For many politically active people, especially those in cities and amongst ALP members, climate change generates deep levels of anxiety. There is a desperate desire for action, and an overwhelming frustration with the Coalition and the ALP for their inadequate leadership. I don’t disagree. But my experience of trying to wave a big magic wand at moral problems has taught me that the solution is not simply in the hands of elected representatives. While any government can make a transition easier by directing funding, regulation and incentives to the right places, politics – thankfully – is also about the people. Equally, while it would be useful for politicians to stop spreading lies about climate change – it is equally problematic for people seeking climate action to pretend that there are not real fears, interests and concerns in fossil fuel communities, and across Australia as a whole, that need to be addressed.

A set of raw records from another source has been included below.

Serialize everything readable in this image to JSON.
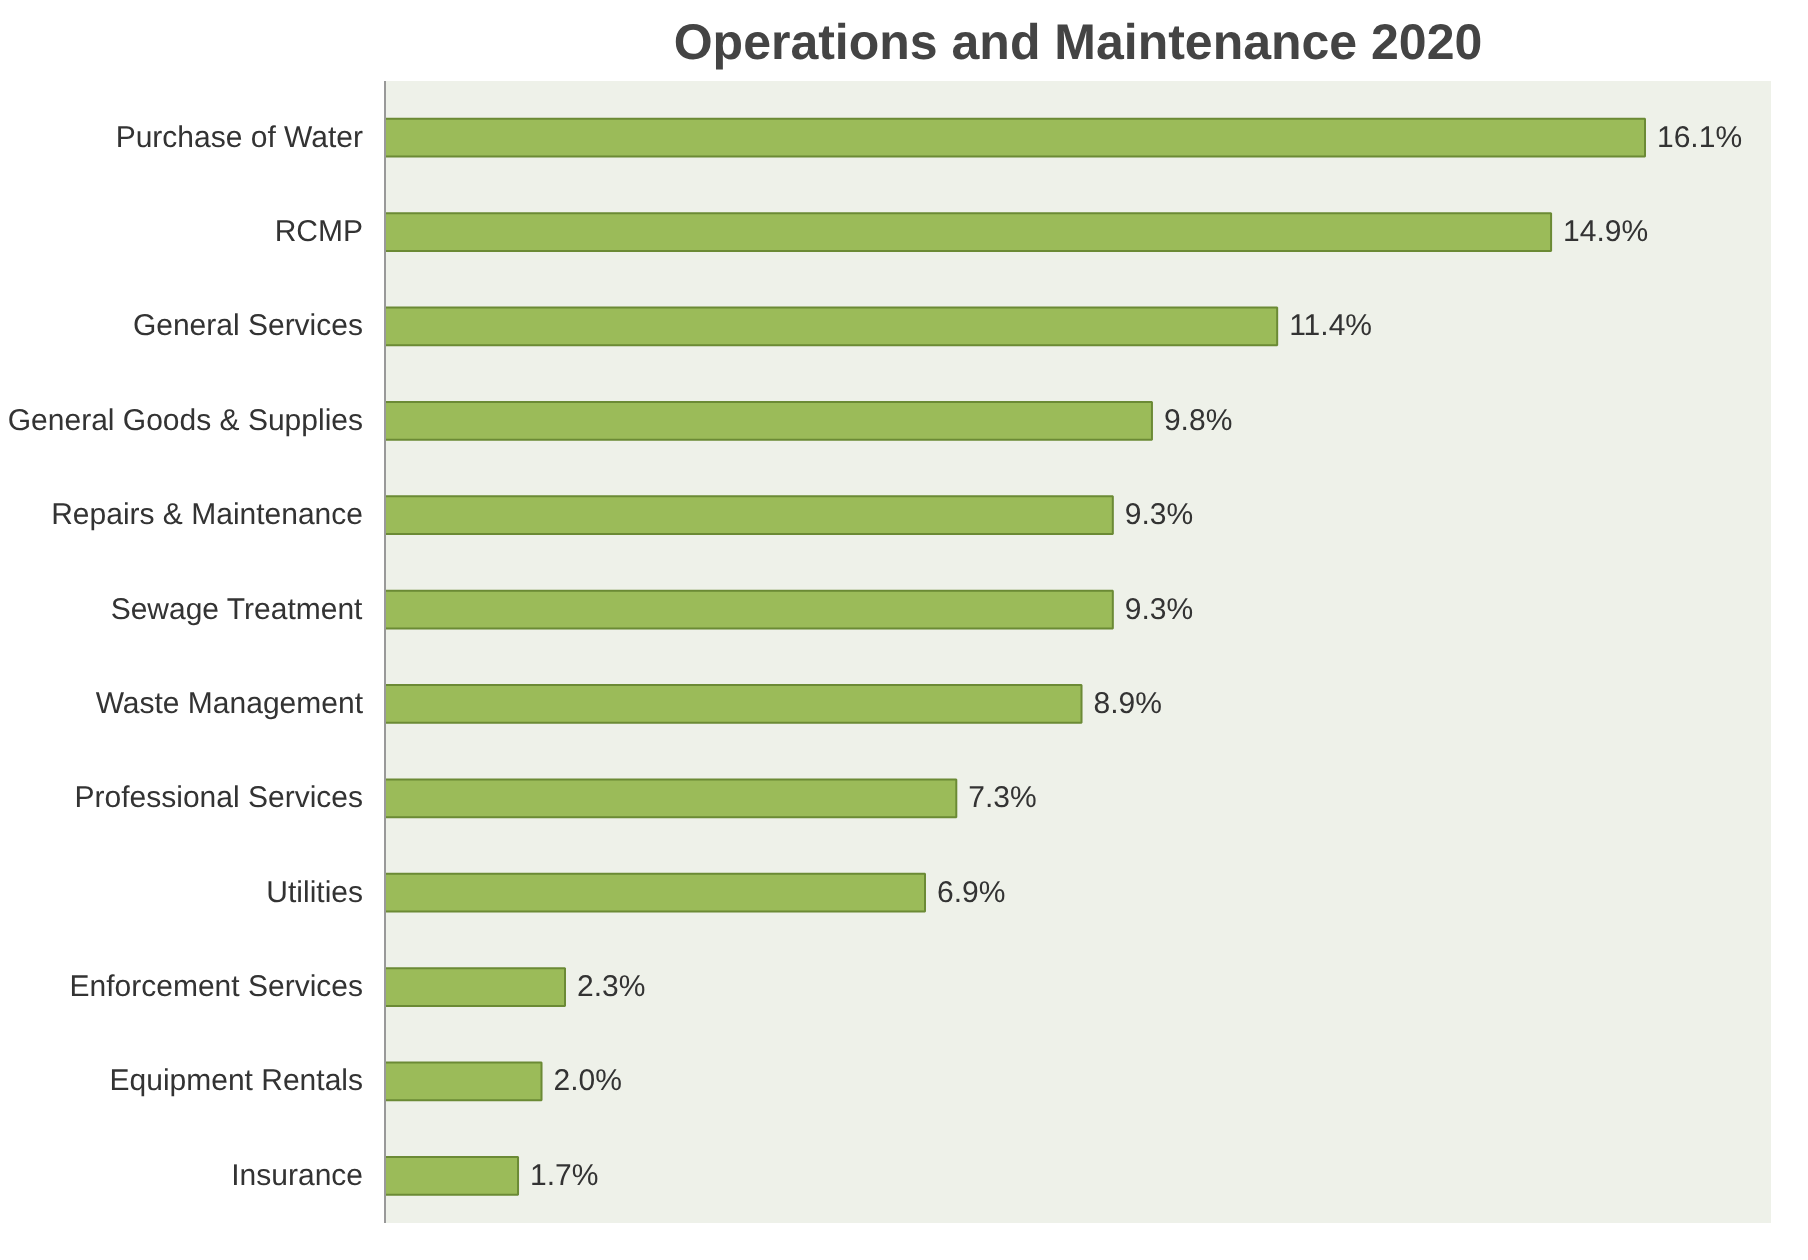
{
  "chart_data": {
    "type": "bar",
    "orientation": "horizontal",
    "title": "Operations and Maintenance 2020",
    "categories": [
      "Purchase of Water",
      "RCMP",
      "General Services",
      "General Goods & Supplies",
      "Repairs & Maintenance",
      "Sewage Treatment",
      "Waste Management",
      "Professional Services",
      "Utilities",
      "Enforcement Services",
      "Equipment Rentals",
      "Insurance"
    ],
    "values": [
      16.1,
      14.9,
      11.4,
      9.8,
      9.3,
      9.3,
      8.9,
      7.3,
      6.9,
      2.3,
      2.0,
      1.7
    ],
    "value_labels": [
      "16.1%",
      "14.9%",
      "11.4%",
      "9.8%",
      "9.3%",
      "9.3%",
      "8.9%",
      "7.3%",
      "6.9%",
      "2.3%",
      "2.0%",
      "1.7%"
    ],
    "color": "#9bbb59"
  }
}
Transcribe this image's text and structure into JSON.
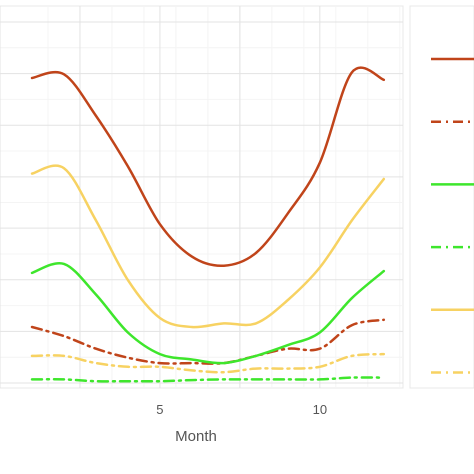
{
  "chart_data": {
    "type": "line",
    "title": "",
    "xlabel": "Month",
    "ylabel": "",
    "xlim": [
      0,
      12.6
    ],
    "ylim": [
      0,
      100
    ],
    "x_ticks": [
      5,
      10
    ],
    "y_ticks": [
      0,
      14.3,
      28.6,
      42.9,
      57.1,
      71.4,
      85.7,
      100
    ],
    "grid": true,
    "legend_position": "right",
    "x": [
      1,
      2,
      3,
      4,
      5,
      6,
      7,
      8,
      9,
      10,
      11,
      12
    ],
    "series": [
      {
        "color": "#c0441a",
        "dash": "solid",
        "values": [
          84.5,
          85.5,
          74,
          60,
          44,
          35,
          32.5,
          36,
          47,
          61,
          86,
          84
        ]
      },
      {
        "color": "#c0441a",
        "dash": "dashdot",
        "values": [
          15.5,
          13,
          9.5,
          7,
          5.5,
          5.5,
          5.5,
          7.5,
          9.5,
          9.5,
          16,
          17.5
        ]
      },
      {
        "color": "#f7d262",
        "dash": "solid",
        "values": [
          58,
          59.5,
          45,
          28.5,
          18,
          15.5,
          16.5,
          16.5,
          23,
          32,
          45,
          56.5
        ]
      },
      {
        "color": "#3ee62c",
        "dash": "dashdot",
        "values": [
          1,
          1,
          0.5,
          0.5,
          0.5,
          0.8,
          1,
          1,
          1,
          1,
          1.5,
          1.5
        ]
      },
      {
        "color": "#3ee62c",
        "dash": "solid",
        "values": [
          30.5,
          33,
          24.5,
          14,
          8,
          6.5,
          5.5,
          7.5,
          10.5,
          14,
          23.5,
          31
        ]
      },
      {
        "color": "#f7d262",
        "dash": "dashdot",
        "values": [
          7.5,
          7.5,
          5.5,
          4.5,
          4.5,
          3.5,
          3,
          4,
          4,
          4.5,
          7.5,
          8
        ]
      }
    ],
    "legend": [
      {
        "color": "#c0441a",
        "dash": "solid"
      },
      {
        "color": "#c0441a",
        "dash": "dashdot"
      },
      {
        "color": "#3ee62c",
        "dash": "solid"
      },
      {
        "color": "#3ee62c",
        "dash": "dashdot"
      },
      {
        "color": "#f7d262",
        "dash": "solid"
      },
      {
        "color": "#f7d262",
        "dash": "dashdot"
      }
    ]
  }
}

Learning from the refugee movement, the climate movement would do well to add more slow to its fast and more small to its big. Climate action is not just about big change in how we manage our energy, transport or agriculture, it is a time where we can make big changes in how our democracy works so people can help shape what is an uncertain and frightening future. But a bigger democracy is built small – one to one, community to community, where relationships and listening allow us to knit together a stronger civil society. It is a place where inequality and injustice – from dispossession to fears around economic transition – can be redressed. While slow might feel frustrating, as we approach 2030 the refugee debate shows that if we do not do this right, we may never build the justice we need. And climate action is something that humanity cannot afford to fail.